Low Gas Prices Are Good for Some, Bad for Others
It isn’t only energy sector employees that are experiencing hiring stagnation, job loss or wage sluggishness. Looking at the trend from a global perspective, the price drop will continue to benefit oil consumers (developed nations) while harming oil-producers (developing nations).
Many poor, oil producing countries are feeling the pinch as their exports are being sold at such low prices. Angola, an oil-rich but cash-poor country, is seeking additional oil and gas financing as they are unable to pay back their oil and gas loans with the sale of their exports. It is one example of the common problem that many oil producing countries face. Though it may seem counter-intuitive, many countries that produce oil and gas are themselves poverty-stricken. Falling oil prices hurt them the most.
How Global Politics Impacts the Price of Oil
A wide range of geopolitical factors must be taken into consideration when discussing the falling price of oil. One top consideration is the state of OPEC, or the Organization of Petroleum Exporting Countries, which are chiefly Saudi Arabia, Algeria, Angola, Ecuador, Iran, Iraq, Kuwait, Libya, Nigeria, Qatar, United Arab Emirates and Venezuela.
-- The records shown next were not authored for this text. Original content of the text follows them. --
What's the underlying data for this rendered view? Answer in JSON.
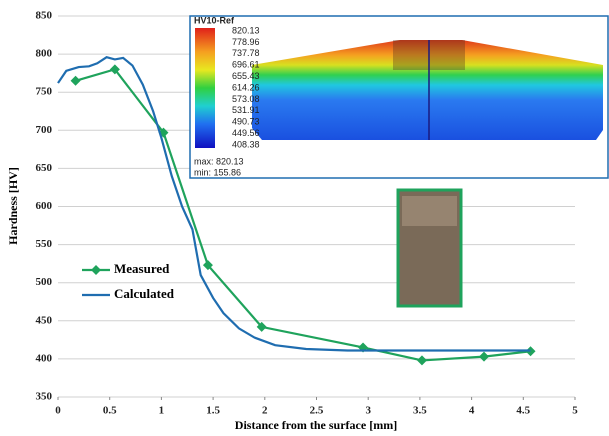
{
  "chart_data": {
    "type": "line",
    "x_label": "Distance from the surface [mm]",
    "y_label": "Hardness [HV]",
    "xlim": [
      0,
      5
    ],
    "xticks": [
      0,
      0.5,
      1,
      1.5,
      2,
      2.5,
      3,
      3.5,
      4,
      4.5,
      5
    ],
    "ylim": [
      350,
      850
    ],
    "yticks": [
      350,
      400,
      450,
      500,
      550,
      600,
      650,
      700,
      750,
      800,
      850
    ],
    "grid": true,
    "series": [
      {
        "name": "Measured",
        "color": "#1fa35c",
        "marker": "diamond",
        "x": [
          0.17,
          0.55,
          1.02,
          1.45,
          1.97,
          2.95,
          3.52,
          4.12,
          4.57
        ],
        "values": [
          765,
          780,
          697,
          523,
          442,
          415,
          398,
          403,
          410
        ]
      },
      {
        "name": "Calculated",
        "color": "#1f6db0",
        "x": [
          0,
          0.08,
          0.2,
          0.3,
          0.38,
          0.47,
          0.55,
          0.63,
          0.72,
          0.82,
          0.92,
          1.0,
          1.1,
          1.2,
          1.3,
          1.38,
          1.5,
          1.6,
          1.75,
          1.9,
          2.1,
          2.4,
          2.8,
          3.5,
          4.0,
          4.57
        ],
        "values": [
          762,
          778,
          783,
          784,
          788,
          796,
          793,
          795,
          785,
          760,
          725,
          690,
          640,
          600,
          570,
          510,
          480,
          460,
          440,
          428,
          418,
          413,
          411,
          411,
          411,
          411
        ]
      }
    ],
    "inset": {
      "title": "HV10-Ref",
      "labels": [
        820.13,
        778.96,
        737.78,
        696.61,
        655.43,
        614.26,
        573.08,
        531.91,
        490.73,
        449.56,
        408.38
      ],
      "max_label": "max: 820.13",
      "min_label": "min: 155.86"
    }
  }
}
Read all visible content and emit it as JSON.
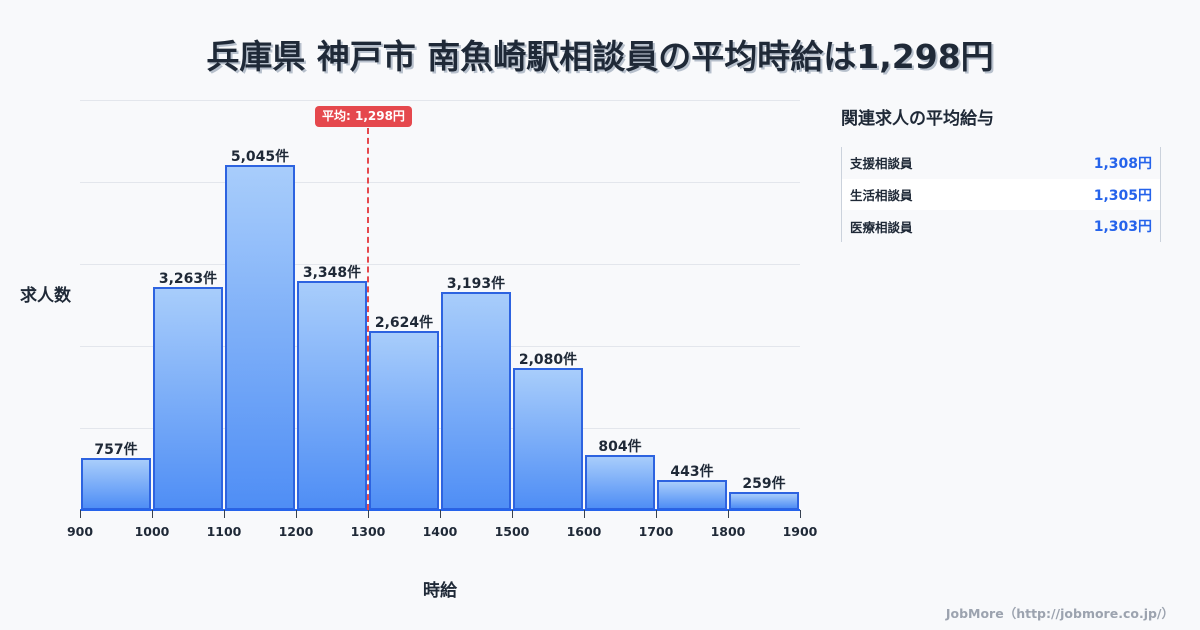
{
  "title": "兵庫県 神戸市 南魚崎駅相談員の平均時給は1,298円",
  "chart": {
    "y_label": "求人数",
    "x_label": "時給",
    "average_badge": "平均: 1,298円",
    "accent_color": "#2563eb",
    "average_color": "#e5484d",
    "bar_labels": [
      "757件",
      "3,263件",
      "5,045件",
      "3,348件",
      "2,624件",
      "3,193件",
      "2,080件",
      "804件",
      "443件",
      "259件"
    ],
    "ticks": [
      "900",
      "1000",
      "1100",
      "1200",
      "1300",
      "1400",
      "1500",
      "1600",
      "1700",
      "1800",
      "1900"
    ]
  },
  "chart_data": {
    "type": "bar",
    "title": "兵庫県 神戸市 南魚崎駅相談員の平均時給は1,298円",
    "xlabel": "時給",
    "ylabel": "求人数",
    "bins": [
      [
        900,
        1000
      ],
      [
        1000,
        1100
      ],
      [
        1100,
        1200
      ],
      [
        1200,
        1300
      ],
      [
        1300,
        1400
      ],
      [
        1400,
        1500
      ],
      [
        1500,
        1600
      ],
      [
        1600,
        1700
      ],
      [
        1700,
        1800
      ],
      [
        1800,
        1900
      ]
    ],
    "categories": [
      "900-1000",
      "1000-1100",
      "1100-1200",
      "1200-1300",
      "1300-1400",
      "1400-1500",
      "1500-1600",
      "1600-1700",
      "1700-1800",
      "1800-1900"
    ],
    "values": [
      757,
      3263,
      5045,
      3348,
      2624,
      3193,
      2080,
      804,
      443,
      259
    ],
    "value_unit": "件",
    "x_ticks": [
      900,
      1000,
      1100,
      1200,
      1300,
      1400,
      1500,
      1600,
      1700,
      1800,
      1900
    ],
    "ylim": [
      0,
      6000
    ],
    "grid": true,
    "annotations": [
      {
        "type": "vline",
        "x": 1298,
        "label": "平均: 1,298円",
        "style": "dashed",
        "color": "#e5484d"
      }
    ]
  },
  "side_panel": {
    "title": "関連求人の平均給与",
    "items": [
      {
        "name": "支援相談員",
        "value": "1,308円"
      },
      {
        "name": "生活相談員",
        "value": "1,305円"
      },
      {
        "name": "医療相談員",
        "value": "1,303円"
      }
    ]
  },
  "footer": "JobMore（http://jobmore.co.jp/）"
}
At a key meeting in November of last year, the organization could not come to a consensus on reducing production despite recognizing the market as “extremely well-supplied” with oil and gas.
Fracking Uproots Oil and Gas, and the Global Economy
Another significant change impacting the global and national price of oil is the now widespread use of shale oil and gas fracking or horizontal drilling. Thanks to the advanced technology and the discovery of oil and gas hiding deep underground in rocks, the U.S. is now producing more than 9 million barrels of oil a day; in 2009, it was producing less than a third of that. Decades-old government policies prohibit the U.S. from exporting oil. However, oil imports are down considerably as a result. Once unthinkable, we are now entering an age where the U.S. could be on the horizon of becoming self-reliant.
Oil and Gas Funding Companies Hit Hard by Sluggish Loan Paybacks
Low prices are causing its own set of problems for oil and gas companies in the U.S. and the banking institutions responsible for financing oil and gas projects. Flat prices mean drilling and fracking companies – as well as transportation companies – are struggling to pay back oil and gas loans. Nobody issuing oil and gas loans saw this dramatic price drop coming. As a result, banks and other financial institutions are issuing fewer oil and gas loans. It is worth mentioning that some oil and gas financing businesses have declared bankruptcy after issuing too many oil and gas loans that weren’t paid back. Some industry experts believe that the lack of oil and gas funding may in turn stall production.
Oil and Gas Factoring Companies Provide More Financing Options
With traditional oil and gas loans from banks drying up, drilling, transportation and related oil and gas companies are seeking alternative financing options such as oil and gas factoring or freight factoring. Invoice factoring services rely on the creditworthiness of a company’s clients, which makes them a good choice for those in oil and gas, as well as those in freight and transportation.
Oil and gas factoring companies say “yes” when banks say “no.” Unlike banks, they are more willing to take on greater risk. And while financing oil and gas projects using invoice factoring services won’t solve the world’s energy problems, it is an effective way oil and gas companies in the U.S. and Canada can get the financing they need to stay afloat and move ahead in this low-price market.